Эльма шарахнулась от направленного на неё страшного пальца, отскочив к противоположной стене коридора, где из-за двери на неё глянули дикие глаза другого узника. Тот оглушительно захохотал, обнажив почти голые дёсны с торчащими обломками гнилых зубов:

– Эй, Такин, вонючий придурок! Эт куда ты повёл такую красотку? Давай её сюда! Мы с ней тут славно погреемся!

Такин лениво повернул голову и пробурчал:

– Всё не уймёшься, Хумар?

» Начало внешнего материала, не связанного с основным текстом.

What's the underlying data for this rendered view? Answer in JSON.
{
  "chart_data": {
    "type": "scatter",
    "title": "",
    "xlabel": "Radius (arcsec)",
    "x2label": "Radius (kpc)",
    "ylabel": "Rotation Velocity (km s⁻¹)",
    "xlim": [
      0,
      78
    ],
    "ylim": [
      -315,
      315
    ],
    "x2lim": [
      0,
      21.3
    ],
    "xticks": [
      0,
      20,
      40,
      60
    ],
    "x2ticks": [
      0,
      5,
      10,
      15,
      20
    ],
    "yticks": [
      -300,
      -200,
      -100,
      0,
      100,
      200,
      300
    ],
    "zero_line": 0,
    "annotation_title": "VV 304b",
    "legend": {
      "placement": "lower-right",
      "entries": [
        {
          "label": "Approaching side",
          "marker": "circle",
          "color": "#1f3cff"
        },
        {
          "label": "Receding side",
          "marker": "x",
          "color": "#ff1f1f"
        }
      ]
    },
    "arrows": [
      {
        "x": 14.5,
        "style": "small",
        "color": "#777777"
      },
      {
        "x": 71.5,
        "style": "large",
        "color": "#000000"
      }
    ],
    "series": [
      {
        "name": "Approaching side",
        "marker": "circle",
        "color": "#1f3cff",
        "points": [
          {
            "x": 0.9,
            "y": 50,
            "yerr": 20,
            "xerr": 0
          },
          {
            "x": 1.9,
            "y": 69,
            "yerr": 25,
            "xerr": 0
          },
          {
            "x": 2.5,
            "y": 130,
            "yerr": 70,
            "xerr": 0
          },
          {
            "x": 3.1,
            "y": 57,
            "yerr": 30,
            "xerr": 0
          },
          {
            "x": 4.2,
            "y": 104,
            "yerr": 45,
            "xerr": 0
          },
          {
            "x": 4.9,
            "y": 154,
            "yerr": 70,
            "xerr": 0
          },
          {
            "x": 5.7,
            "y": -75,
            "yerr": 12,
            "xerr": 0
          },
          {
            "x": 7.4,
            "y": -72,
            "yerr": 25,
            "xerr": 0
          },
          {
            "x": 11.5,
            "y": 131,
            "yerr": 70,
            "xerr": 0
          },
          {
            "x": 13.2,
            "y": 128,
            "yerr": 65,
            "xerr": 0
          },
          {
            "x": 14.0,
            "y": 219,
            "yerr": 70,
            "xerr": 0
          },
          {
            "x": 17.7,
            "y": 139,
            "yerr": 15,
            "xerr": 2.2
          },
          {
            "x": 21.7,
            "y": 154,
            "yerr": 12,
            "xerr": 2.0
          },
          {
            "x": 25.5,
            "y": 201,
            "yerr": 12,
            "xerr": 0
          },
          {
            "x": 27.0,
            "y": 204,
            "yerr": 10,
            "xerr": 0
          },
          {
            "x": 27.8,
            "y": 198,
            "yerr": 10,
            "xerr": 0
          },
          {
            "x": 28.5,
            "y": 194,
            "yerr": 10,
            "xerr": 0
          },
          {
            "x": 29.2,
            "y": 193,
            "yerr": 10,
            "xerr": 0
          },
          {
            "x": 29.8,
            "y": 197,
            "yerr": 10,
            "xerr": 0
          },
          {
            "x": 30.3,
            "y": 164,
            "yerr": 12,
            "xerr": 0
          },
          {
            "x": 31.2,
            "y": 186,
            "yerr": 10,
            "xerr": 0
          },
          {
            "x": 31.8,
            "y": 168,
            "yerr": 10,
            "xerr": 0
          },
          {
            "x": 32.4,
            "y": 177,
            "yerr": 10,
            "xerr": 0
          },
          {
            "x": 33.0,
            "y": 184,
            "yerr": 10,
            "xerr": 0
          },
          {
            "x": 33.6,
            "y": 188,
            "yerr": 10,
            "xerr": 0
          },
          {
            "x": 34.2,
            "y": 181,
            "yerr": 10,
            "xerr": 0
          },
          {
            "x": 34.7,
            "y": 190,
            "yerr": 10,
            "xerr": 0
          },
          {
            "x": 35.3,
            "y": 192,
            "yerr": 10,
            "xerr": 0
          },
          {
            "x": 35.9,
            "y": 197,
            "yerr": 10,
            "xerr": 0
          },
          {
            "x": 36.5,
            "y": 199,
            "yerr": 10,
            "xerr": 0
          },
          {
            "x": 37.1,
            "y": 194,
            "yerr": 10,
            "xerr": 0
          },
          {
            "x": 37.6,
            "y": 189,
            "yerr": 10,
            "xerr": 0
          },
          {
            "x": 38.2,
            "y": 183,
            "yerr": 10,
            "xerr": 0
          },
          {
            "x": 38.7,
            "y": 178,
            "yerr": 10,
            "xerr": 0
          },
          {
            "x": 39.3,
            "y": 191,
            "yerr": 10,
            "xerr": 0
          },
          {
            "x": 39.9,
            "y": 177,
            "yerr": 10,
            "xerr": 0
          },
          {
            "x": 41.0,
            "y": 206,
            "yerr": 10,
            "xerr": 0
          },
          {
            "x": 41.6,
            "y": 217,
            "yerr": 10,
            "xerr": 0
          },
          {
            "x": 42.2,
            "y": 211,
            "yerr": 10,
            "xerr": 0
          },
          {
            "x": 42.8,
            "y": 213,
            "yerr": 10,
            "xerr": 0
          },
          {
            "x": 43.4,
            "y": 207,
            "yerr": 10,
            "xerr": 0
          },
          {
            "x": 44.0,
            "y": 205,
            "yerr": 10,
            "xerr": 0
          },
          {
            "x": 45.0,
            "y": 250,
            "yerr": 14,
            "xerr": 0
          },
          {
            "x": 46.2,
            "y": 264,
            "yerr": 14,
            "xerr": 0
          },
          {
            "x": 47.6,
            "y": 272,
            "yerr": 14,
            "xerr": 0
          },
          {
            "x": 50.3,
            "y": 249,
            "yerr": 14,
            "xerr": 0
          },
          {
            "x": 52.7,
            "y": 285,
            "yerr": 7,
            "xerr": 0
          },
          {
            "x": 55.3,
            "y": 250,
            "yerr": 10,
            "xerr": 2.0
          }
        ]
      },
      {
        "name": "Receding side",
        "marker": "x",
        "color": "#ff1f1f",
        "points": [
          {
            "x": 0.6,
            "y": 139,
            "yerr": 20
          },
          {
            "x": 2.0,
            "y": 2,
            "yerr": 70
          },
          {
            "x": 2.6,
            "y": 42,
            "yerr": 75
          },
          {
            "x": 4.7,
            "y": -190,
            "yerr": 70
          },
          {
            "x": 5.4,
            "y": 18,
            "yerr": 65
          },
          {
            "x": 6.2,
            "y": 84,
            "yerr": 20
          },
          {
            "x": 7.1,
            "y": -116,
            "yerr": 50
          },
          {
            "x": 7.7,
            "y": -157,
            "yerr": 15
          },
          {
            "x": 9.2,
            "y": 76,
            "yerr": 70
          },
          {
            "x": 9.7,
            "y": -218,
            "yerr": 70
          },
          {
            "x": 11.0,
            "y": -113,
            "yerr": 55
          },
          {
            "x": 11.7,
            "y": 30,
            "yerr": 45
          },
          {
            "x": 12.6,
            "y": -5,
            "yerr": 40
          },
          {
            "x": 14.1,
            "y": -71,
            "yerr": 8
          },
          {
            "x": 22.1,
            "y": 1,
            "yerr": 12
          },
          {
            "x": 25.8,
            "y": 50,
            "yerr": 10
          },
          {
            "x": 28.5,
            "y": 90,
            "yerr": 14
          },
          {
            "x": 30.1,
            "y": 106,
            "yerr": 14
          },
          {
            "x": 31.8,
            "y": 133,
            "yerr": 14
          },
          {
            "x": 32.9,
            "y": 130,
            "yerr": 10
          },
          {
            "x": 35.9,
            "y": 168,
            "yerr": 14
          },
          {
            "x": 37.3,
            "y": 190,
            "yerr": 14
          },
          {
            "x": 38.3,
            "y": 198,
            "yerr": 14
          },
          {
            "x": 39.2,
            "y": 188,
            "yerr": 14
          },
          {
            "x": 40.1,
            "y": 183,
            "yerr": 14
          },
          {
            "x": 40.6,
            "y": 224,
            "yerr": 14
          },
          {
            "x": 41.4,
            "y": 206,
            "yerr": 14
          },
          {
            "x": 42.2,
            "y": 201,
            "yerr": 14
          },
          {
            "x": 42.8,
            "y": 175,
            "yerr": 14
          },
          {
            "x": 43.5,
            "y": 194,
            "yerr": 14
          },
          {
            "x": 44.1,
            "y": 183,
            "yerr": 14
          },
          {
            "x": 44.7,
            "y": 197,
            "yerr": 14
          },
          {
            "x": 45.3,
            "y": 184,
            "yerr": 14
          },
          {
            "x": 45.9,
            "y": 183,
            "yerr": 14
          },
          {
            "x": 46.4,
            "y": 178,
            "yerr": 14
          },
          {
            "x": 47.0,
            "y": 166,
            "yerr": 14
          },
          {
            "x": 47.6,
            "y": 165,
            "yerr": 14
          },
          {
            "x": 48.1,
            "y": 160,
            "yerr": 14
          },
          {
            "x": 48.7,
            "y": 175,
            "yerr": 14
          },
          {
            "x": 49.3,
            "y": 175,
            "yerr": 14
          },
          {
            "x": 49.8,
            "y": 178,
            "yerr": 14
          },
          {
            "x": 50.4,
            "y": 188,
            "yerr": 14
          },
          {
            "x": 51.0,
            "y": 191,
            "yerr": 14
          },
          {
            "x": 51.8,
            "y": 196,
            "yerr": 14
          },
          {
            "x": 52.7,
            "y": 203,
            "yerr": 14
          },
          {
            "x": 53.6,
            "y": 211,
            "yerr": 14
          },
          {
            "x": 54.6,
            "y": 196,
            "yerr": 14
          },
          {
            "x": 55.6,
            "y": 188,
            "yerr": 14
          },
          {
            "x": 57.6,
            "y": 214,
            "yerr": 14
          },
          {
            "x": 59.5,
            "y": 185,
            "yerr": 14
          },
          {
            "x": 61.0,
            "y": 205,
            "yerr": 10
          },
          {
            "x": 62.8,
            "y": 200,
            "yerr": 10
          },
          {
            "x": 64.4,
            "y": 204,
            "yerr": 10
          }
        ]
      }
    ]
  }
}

Мало ты на воле баб перепортил, так думаешь, и тут тебе чево отломится… Погоди, вот отведу дамочку на место, зайду к тебе с плёткой, погрею!

Хумар, довольный уже тем, что хоть какое-то событие скрасило его бесконечное одиночество, охотно продолжил зубоскалить:

– Да брось ты, Такин! Дамочке внизу будет ой как одиноко, а тут смотри – парни как на подбор… один краше другого! Заскучает она там, бедняжка, без нашей изысканной компании!

– Угу, убийцы, насильники и разбойники! В волчьей стае спокойней, чем в компании с любым из вас, головорезов!